E spiega: “La sentenza della Corte Europea di Strasburgo, che aveva condannato l’Italia (per l’ennesima volta) per la violazione del principio di parità fra i sessi, peraltro sancito in via definitiva dal Trattato di Lisbona del 2007, ha evidentemente fatto scuola. Del resto, nel nostro codice non esiste una norma che preveda l’attribuzione del cognome paterno ai figli. Si tratta di una consuetudine che abbiamo mutuato dal diritto romano, l’ultimo baluardo del patriarcato”.

 

“L’AMI ha da sempre combattuto – afferma il matrimonialista –  per abbattere qualsiasi discriminazione del nostro diritto di famiglia. Restano, tuttavia, da risolvere problemi di carattere applicativo di questa riforma che è una svolta del nostro diritto di famiglia e della nostra cultura”.

 

Infine: “L’augurio è che la libertà di scelta nell’attribuzione del cognome ai figli diventi legge, per portare finalmente l’Italia in Europa anche da questo punto di vista”.

 

 

 

 

2 risposte a Cognome ai figli: verso la libertà di scelta e contro l’ultimo baluardo del patriarcato

  • Carlo Orecchia scrive:

    Da persona “potenzialmente interessata”, col cognome che mi ritrovo, ritengo sia una delle cose che come priorità avrei messo insieme al diritto di impiantarsi le branchie per fare scuba.

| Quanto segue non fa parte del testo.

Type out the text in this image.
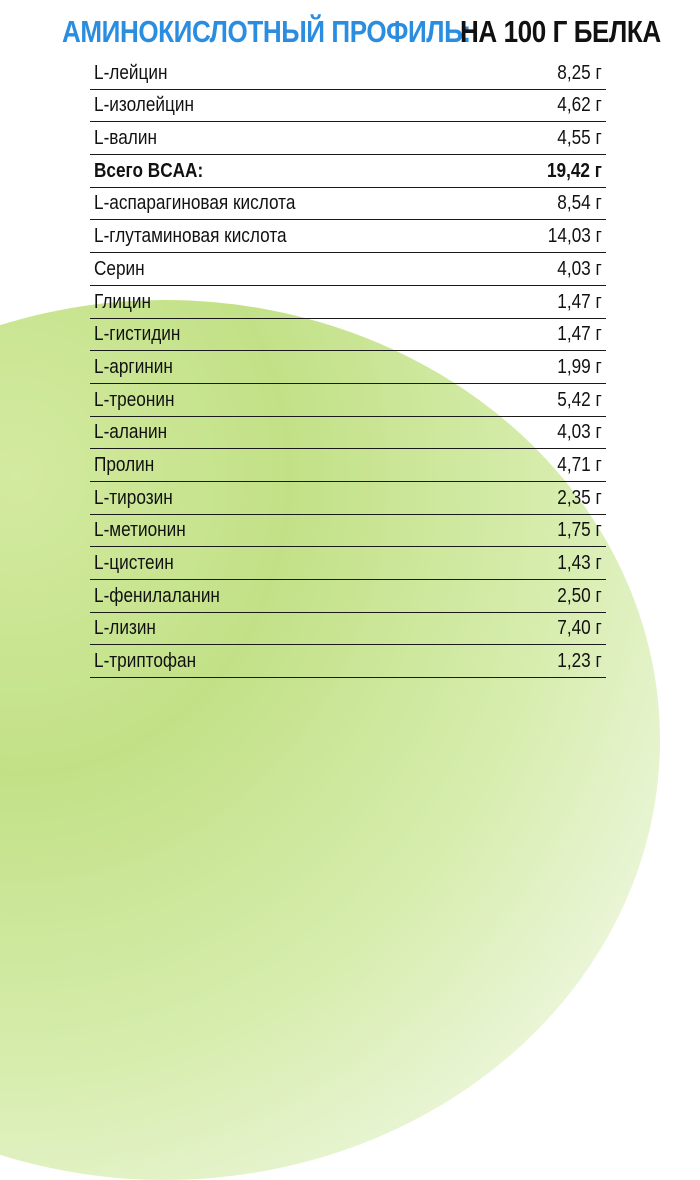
АМИНОКИСЛОТНЫЙ ПРОФИЛЬ:
НА 100 Г БЕЛКА
L-лейцин	8,25 г
L-изолейцин	4,62 г
L-валин	4,55 г
Всего BCAA:	19,42 г
L-аспарагиновая кислота	8,54 г
L-глутаминовая кислота	14,03 г
Серин	4,03 г
Глицин	1,47 г
L-гистидин	1,47 г
L-аргинин	1,99 г
L-треонин	5,42 г
L-аланин	4,03 г
Пролин	4,71 г
L-тирозин	2,35 г
L-метионин	1,75 г
L-цистеин	1,43 г
L-фенилаланин	2,50 г
L-лизин	7,40 г
L-триптофан	1,23 г
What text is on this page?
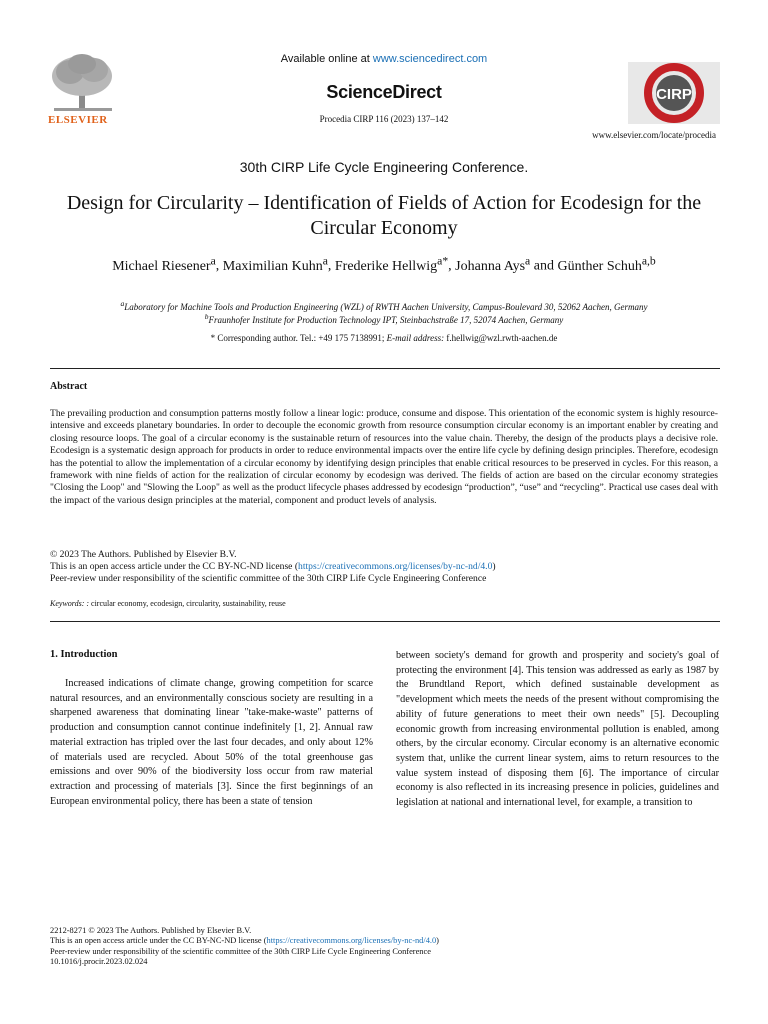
ELSEVIER
Available online at www.sciencedirect.com
ScienceDirect
Procedia CIRP 116 (2023) 137–142
CIRP
www.elsevier.com/locate/procedia
30th CIRP Life Cycle Engineering Conference.
Design for Circularity – Identification of Fields of Action for Ecodesign for the Circular Economy
Michael Riesener$^a$, Maximilian Kuhn$^a$, Frederike Hellwig$^{a*}$, Johanna Ays$^a$ and Günther Schuh$^{a,b}$
$^a$Laboratory for Machine Tools and Production Engineering (WZL) of RWTH Aachen University, Campus-Boulevard 30, 52062 Aachen, Germany
$^b$Fraunhofer Institute for Production Technology IPT, Steinbachstraße 17, 52074 Aachen, Germany
* Corresponding author. Tel.: +49 175 7138991; E-mail address: f.hellwig@wzl.rwth-aachen.de
Abstract
The prevailing production and consumption patterns mostly follow a linear logic: produce, consume and dispose. This orientation of the economic system is highly resource-intensive and exceeds planetary boundaries. In order to decouple the economic growth from resource consumption circular economy is an important enabler by creating and closing resource loops. The goal of a circular economy is the sustainable return of resources into the value chain. Thereby, the design of the products plays a decisive role. Ecodesign is a systematic design approach for products in order to reduce environmental impacts over the entire life cycle by defining design principles. Therefore, ecodesign has the potential to allow the implementation of a circular economy by identifying design principles that enable critical resources to be preserved in cycles. For this reason, a framework with nine fields of action for the realization of circular economy by ecodesign was derived. The fields of action are based on the circular economy strategies "Closing the Loop" and "Slowing the Loop" as well as the product lifecycle phases addressed by ecodesign “production”, “use” and “recycling”. Practical use cases deal with the impact of the various design principles at the material, component and product levels of analysis.
© 2023 The Authors. Published by Elsevier B.V.
This is an open access article under the CC BY-NC-ND license (https://creativecommons.org/licenses/by-nc-nd/4.0)
Peer-review under responsibility of the scientific committee of the 30th CIRP Life Cycle Engineering Conference
Keywords: : circular economy, ecodesign, circularity, sustainability, reuse
1. Introduction
Increased indications of climate change, growing competition for scarce natural resources, and an environmentally conscious society are resulting in a sharpened awareness that dominating linear "take-make-waste" patterns of production and consumption cannot continue indefinitely [1, 2]. Annual raw material extraction has tripled over the last four decades, and only about 12% of materials used are recycled. About 50% of the total greenhouse gas emissions and over 90% of the biodiversity loss occur from raw material extraction and processing of materials [3]. Since the first beginnings of an European environmental policy, there has been a state of tension
between society's demand for growth and prosperity and society's goal of protecting the environment [4]. This tension was addressed as early as 1987 by the Brundtland Report, which defined sustainable development as "development which meets the needs of the present without compromising the ability of future generations to meet their own needs" [5]. Decoupling economic growth from increasing environmental pollution is enabled, among others, by the circular economy. Circular economy is an alternative economic system that, unlike the current linear system, aims to return resources to the value system instead of disposing them [6]. The importance of circular economy is also reflected in its increasing presence in policies, guidelines and legislation at national and international level, for example, a transition to
2212-8271 © 2023 The Authors. Published by Elsevier B.V.
This is an open access article under the CC BY-NC-ND license (https://creativecommons.org/licenses/by-nc-nd/4.0)
Peer-review under responsibility of the scientific committee of the 30th CIRP Life Cycle Engineering Conference
10.1016/j.procir.2023.02.024
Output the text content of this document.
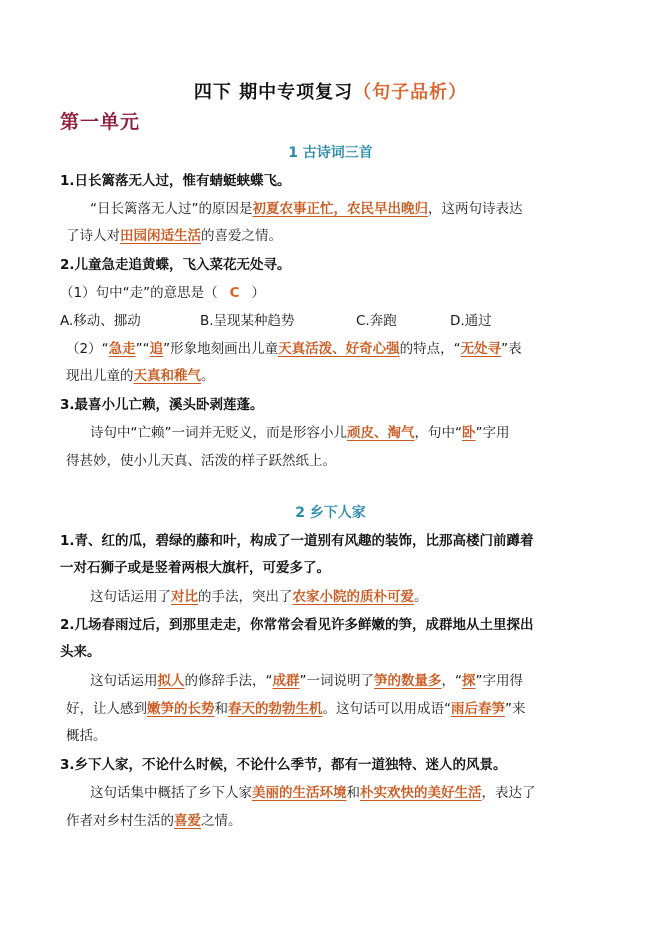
四下 期中专项复习（句子品析）
第一单元
1 古诗词三首
1.日长篱落无人过，惟有蜻蜓蛱蝶飞。
“日长篱落无人过”的原因是初夏农事正忙，农民早出晚归，这两句诗表达
了诗人对田园闲适生活的喜爱之情。
2.儿童急走追黄蝶，飞入菜花无处寻。
（1）句中“走”的意思是（ C ）
A.移动、挪动	B.呈现某种趋势	C.奔跑	D.通过
（2）“急走”“追”形象地刻画出儿童天真活泼、好奇心强的特点，“无处寻”表
现出儿童的天真和稚气。
3.最喜小儿亡赖，溪头卧剥莲蓬。
诗句中“亡赖”一词并无贬义，而是形容小儿顽皮、淘气，句中“卧”字用
得甚妙，使小儿天真、活泼的样子跃然纸上。
2 乡下人家
1.青、红的瓜，碧绿的藤和叶，构成了一道别有风趣的装饰，比那高楼门前蹲着
一对石狮子或是竖着两根大旗杆，可爱多了。
这句话运用了对比的手法，突出了农家小院的质朴可爱。
2.几场春雨过后，到那里走走，你常常会看见许多鲜嫩的笋，成群地从土里探出
头来。
这句话运用拟人的修辞手法，“成群”一词说明了笋的数量多，“探”字用得
好，让人感到嫩笋的长势和春天的勃勃生机。这句话可以用成语“雨后春笋”来
概括。
3.乡下人家，不论什么时候，不论什么季节，都有一道独特、迷人的风景。
这句话集中概括了乡下人家美丽的生活环境和朴实欢快的美好生活，表达了
作者对乡村生活的喜爱之情。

Ovviamente a spese del SSN.

    Fuori di battuta ricordo che le Corti Europee hanno condannato l’Italia per cose molto più gravi, tra cui (per restare in tema di famiglia) il fatto che le cause di separazione vedano l’applicazione di sentenze “automatiche e stereotipate” sistematicamente a danno dei mariti.

    Chissà..

    …magari il cognome di mio padre me lo terrei senza problemi mentre se potessi riavere la casa comprata coi soldi regalatimi da mia madre, in cui dentro ora ci abita mi suocera, ne sarei più contento. E pure mia madre, che “in quanto donna” si sente umiliata da una giustizia che condanna i figli maschi “in quanto maschi”.

  • Enrico Domenis scrive:

    E’ tutto coerente, i figli sono proprietà della madre e quindi è giusto che ne assumano il cognome. Peraltro, quali erano gli altri “baluardi del patriarcato”?